Mme Richard: Merci, M. Lavigne. Vous dites que, bon, vous ne pouvez pas changer la loi, tout ça. Moi, je pense que, par vos propos, vous nous avez éclairés sur certains aménagements qui pourraient être faits à cette loi-là. Merci.

Le Président (M. Copeman): Alors, M. le président Lavigne, Mme Serradori, M. Bergevin, merci beaucoup d'avoir participé aux travaux de cette commission parlementaire. Et, sur ça...

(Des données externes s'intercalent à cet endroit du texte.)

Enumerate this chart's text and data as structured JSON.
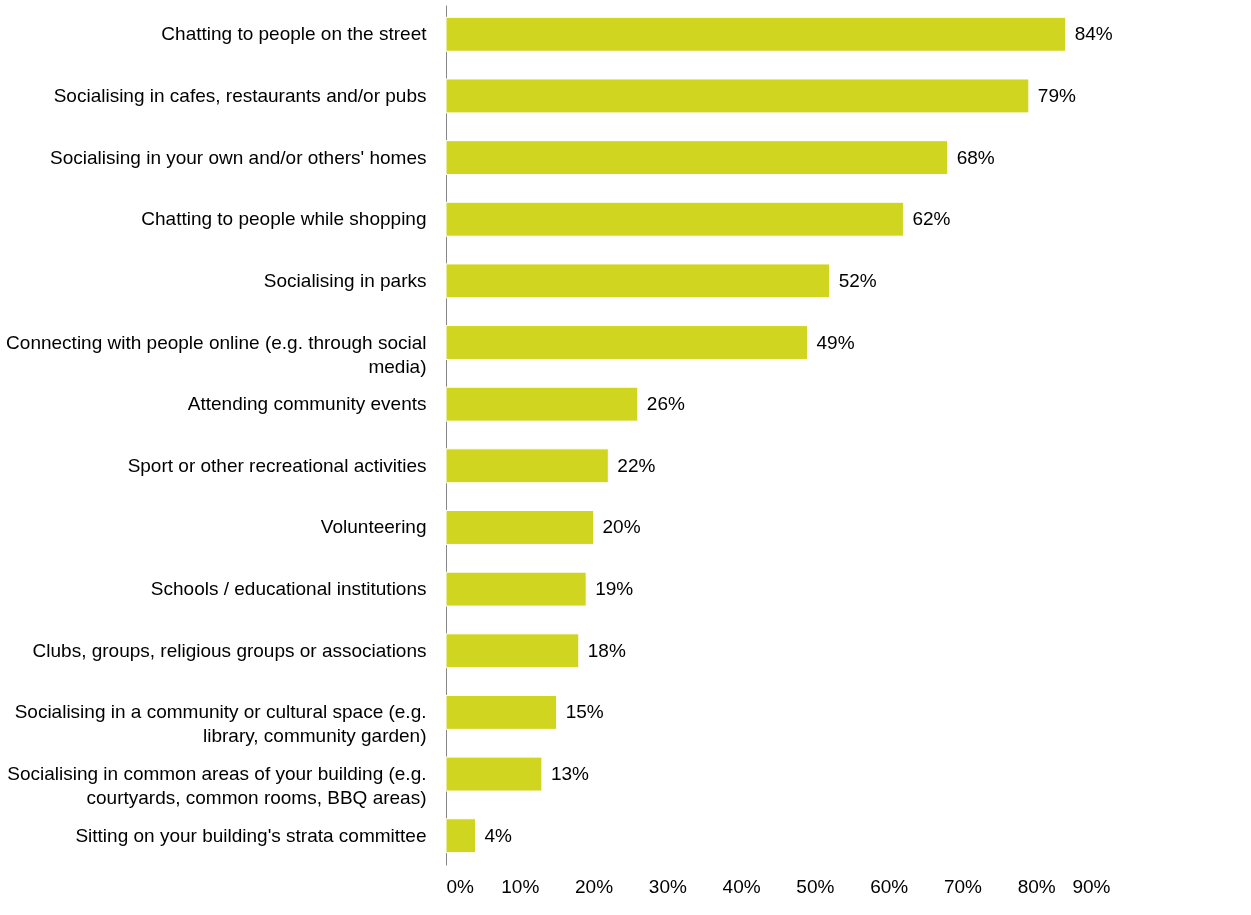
{
  "chart_data": {
    "type": "bar",
    "orientation": "horizontal",
    "categories": [
      "Chatting to people on the street",
      "Socialising in cafes, restaurants and/or pubs",
      "Socialising in your own and/or others' homes",
      "Chatting to people while shopping",
      "Socialising in parks",
      "Connecting with people online (e.g. through social media)",
      "Attending community events",
      "Sport or other recreational activities",
      "Volunteering",
      "Schools / educational institutions",
      "Clubs, groups, religious groups or associations",
      "Socialising in a community or cultural space (e.g. library, community garden)",
      "Socialising in common areas of your building (e.g. courtyards, common rooms, BBQ areas)",
      "Sitting on your building's strata committee"
    ],
    "values": [
      84,
      79,
      68,
      62,
      52,
      49,
      26,
      22,
      20,
      19,
      18,
      15,
      13,
      4
    ],
    "value_labels": [
      "84%",
      "79%",
      "68%",
      "62%",
      "52%",
      "49%",
      "26%",
      "22%",
      "20%",
      "19%",
      "18%",
      "15%",
      "13%",
      "4%"
    ],
    "color": "#d0d520",
    "xlim": [
      0,
      90
    ],
    "xticks": [
      {
        "value": 0,
        "label": "0%"
      },
      {
        "value": 10,
        "label": "10%"
      },
      {
        "value": 20,
        "label": "20%"
      },
      {
        "value": 30,
        "label": "30%"
      },
      {
        "value": 40,
        "label": "40%"
      },
      {
        "value": 50,
        "label": "50%"
      },
      {
        "value": 60,
        "label": "60%"
      },
      {
        "value": 70,
        "label": "70%"
      },
      {
        "value": 80,
        "label": "80%"
      },
      {
        "value": 90,
        "label": "90%"
      }
    ],
    "grid": false
  }
}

M. Lavigne (Richard): Merci beaucoup. Et on sait que, la prochaine étape après la commission parlementaire, il y aura, espérons-le, une réflexion. Nous, on espère que les personnes et leurs représentants vont prendre le pas sur les intérêts d'autres organismes. Nous, à la COPHAN, le seul intérêt qu'on a, c'est les personnes, et d'autres organisations, c'est ceux... C'est légitime, hein, ils vont venir vous parler de leur intérêt. Mais, s'il vous plaît, pensez aux personnes.

Le Président (M. Copeman): Merci. Alors, sur ça, j'ajourne les travaux de la commission à demain, mercredi le 22 septembre, à 14 heures, ici, dans cette même salle. Merci.